Figure 5 shows the kernel density distributions of longitudinal increments at forecast ranges between 24 and 120 h. Kernel density estimation is made by smoothing the frequency distribution of standardized longitudinal increments [23]. Gaussian kernel is used for this. Bandwidth (h), controlling smoothness of kernel density estimation, is calculated by Silverman’s rule of thumb [26] as Equation (4). s is standard deviation and the Interquartile Range (IQR) is the difference between the upper and lower quartiles of the values in data. Minimum value between $0.9 s$ and $\frac{2}{3}IQR$ divided by $n^{0.2}$ is h, where n is the number of values. Small (large) h results in rough (monotonous) density distribution. All kernel density estimations at 24 h show similar distributions (Figure 5a). On the other hand, the annual variation of density distributions at 120 h is seen to be larger than at 24 h (Figure 5). This confirms that the track pattern at a longer forecast time range significantly varies by year, which could be understood as the influence of interannual climate variability.

$$h=\frac{min\left\{0.9s,\frac{2}{3}IQR\right\}}{n^{0.2}}$$

(4)

Conclusively, the UWSM outperforms EWSM at shorter forecast time ranges, but not at longer forecast time ranges, possibly due to larger influence of climate variability as well as the history of model’s own improvements. Both influential factors could make the training datasets less effective to find realistic weights on participating MME members.

4. Summary and Discussion

In this study, WSMME is developed and evaluated in pursuit of more accurate TC track forecasting in the WNP. It is found that an approach using unequal weights through the PLSR method significantly improves MME skill for up to 72 h forecasts, but not thereafter. For this approach to improve its forecast skill at 96 and 120 h, consistent climate environments might be needed. The less skillful MME at 96 and 120 h by an unequal weighting approach is thought of as the consequence of influences by interannual climate variability. As pointed out by Krishnamurti et al. [27], the unequal weighting approach has a limitation to new observations by inexperienced values contained in the training dataset. In future studies, synoptic environment fluctuating by years could be considered for better MME forecast after 96 h.

WSMME forecast is a combination of UWSM until 72 h and EWSM after that.

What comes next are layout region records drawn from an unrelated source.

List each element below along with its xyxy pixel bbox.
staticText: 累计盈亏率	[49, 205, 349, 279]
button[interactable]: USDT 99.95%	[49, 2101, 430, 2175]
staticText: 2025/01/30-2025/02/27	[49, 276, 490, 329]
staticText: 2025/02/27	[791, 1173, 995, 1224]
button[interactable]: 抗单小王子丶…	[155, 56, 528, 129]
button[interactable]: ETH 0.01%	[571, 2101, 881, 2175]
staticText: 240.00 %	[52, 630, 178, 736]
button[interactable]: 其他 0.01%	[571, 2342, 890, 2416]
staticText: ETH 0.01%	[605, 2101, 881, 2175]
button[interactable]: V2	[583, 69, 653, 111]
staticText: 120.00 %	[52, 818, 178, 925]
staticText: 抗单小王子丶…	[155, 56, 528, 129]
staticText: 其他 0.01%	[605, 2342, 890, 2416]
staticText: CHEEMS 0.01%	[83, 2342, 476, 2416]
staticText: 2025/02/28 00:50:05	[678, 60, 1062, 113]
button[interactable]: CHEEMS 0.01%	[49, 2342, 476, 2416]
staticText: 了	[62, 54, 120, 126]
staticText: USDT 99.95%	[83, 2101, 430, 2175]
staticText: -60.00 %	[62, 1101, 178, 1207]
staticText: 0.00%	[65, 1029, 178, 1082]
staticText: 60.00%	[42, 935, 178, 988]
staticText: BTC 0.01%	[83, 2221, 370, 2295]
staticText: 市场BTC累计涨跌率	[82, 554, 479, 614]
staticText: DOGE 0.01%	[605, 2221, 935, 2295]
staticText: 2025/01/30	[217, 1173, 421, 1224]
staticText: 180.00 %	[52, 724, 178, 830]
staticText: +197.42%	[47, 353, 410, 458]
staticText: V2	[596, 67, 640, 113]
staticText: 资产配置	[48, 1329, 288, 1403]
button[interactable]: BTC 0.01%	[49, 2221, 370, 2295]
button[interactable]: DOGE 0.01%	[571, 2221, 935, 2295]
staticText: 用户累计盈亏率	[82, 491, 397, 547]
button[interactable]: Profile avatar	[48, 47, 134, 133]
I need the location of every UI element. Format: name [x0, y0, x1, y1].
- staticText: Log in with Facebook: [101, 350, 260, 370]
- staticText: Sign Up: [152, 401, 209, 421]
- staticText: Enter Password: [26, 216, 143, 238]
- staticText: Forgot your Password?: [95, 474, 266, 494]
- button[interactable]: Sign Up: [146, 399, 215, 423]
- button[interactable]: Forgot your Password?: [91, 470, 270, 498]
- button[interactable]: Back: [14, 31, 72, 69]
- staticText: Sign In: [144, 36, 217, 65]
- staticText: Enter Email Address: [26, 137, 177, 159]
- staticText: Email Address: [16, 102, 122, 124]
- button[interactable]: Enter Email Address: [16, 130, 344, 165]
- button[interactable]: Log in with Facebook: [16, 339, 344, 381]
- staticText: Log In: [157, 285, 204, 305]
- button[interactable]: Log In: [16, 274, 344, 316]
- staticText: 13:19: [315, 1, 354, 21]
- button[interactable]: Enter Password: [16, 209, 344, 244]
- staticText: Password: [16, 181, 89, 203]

WSMME approach significantly outperforms individual models at all forecast time ranges. This suggests that WSMME could provide a good track reference for operational TC forecasters at least in the WNP. It is certain that the MME technique based on a larger spread of the forecasts provides more reliable uncertainty information. Forecast TC position is taken from the mean value of each probability distribution. Here, the spread also represents the confidence of the track forecast. A forecast error is normally small when the forecast spread is small [5,28]. MME spread can also be useful in estimating the regions of TC passage. Subsequent studies may include probabilistic information in association with WSMME forecast, which will greatly enhance the value of MME forecast.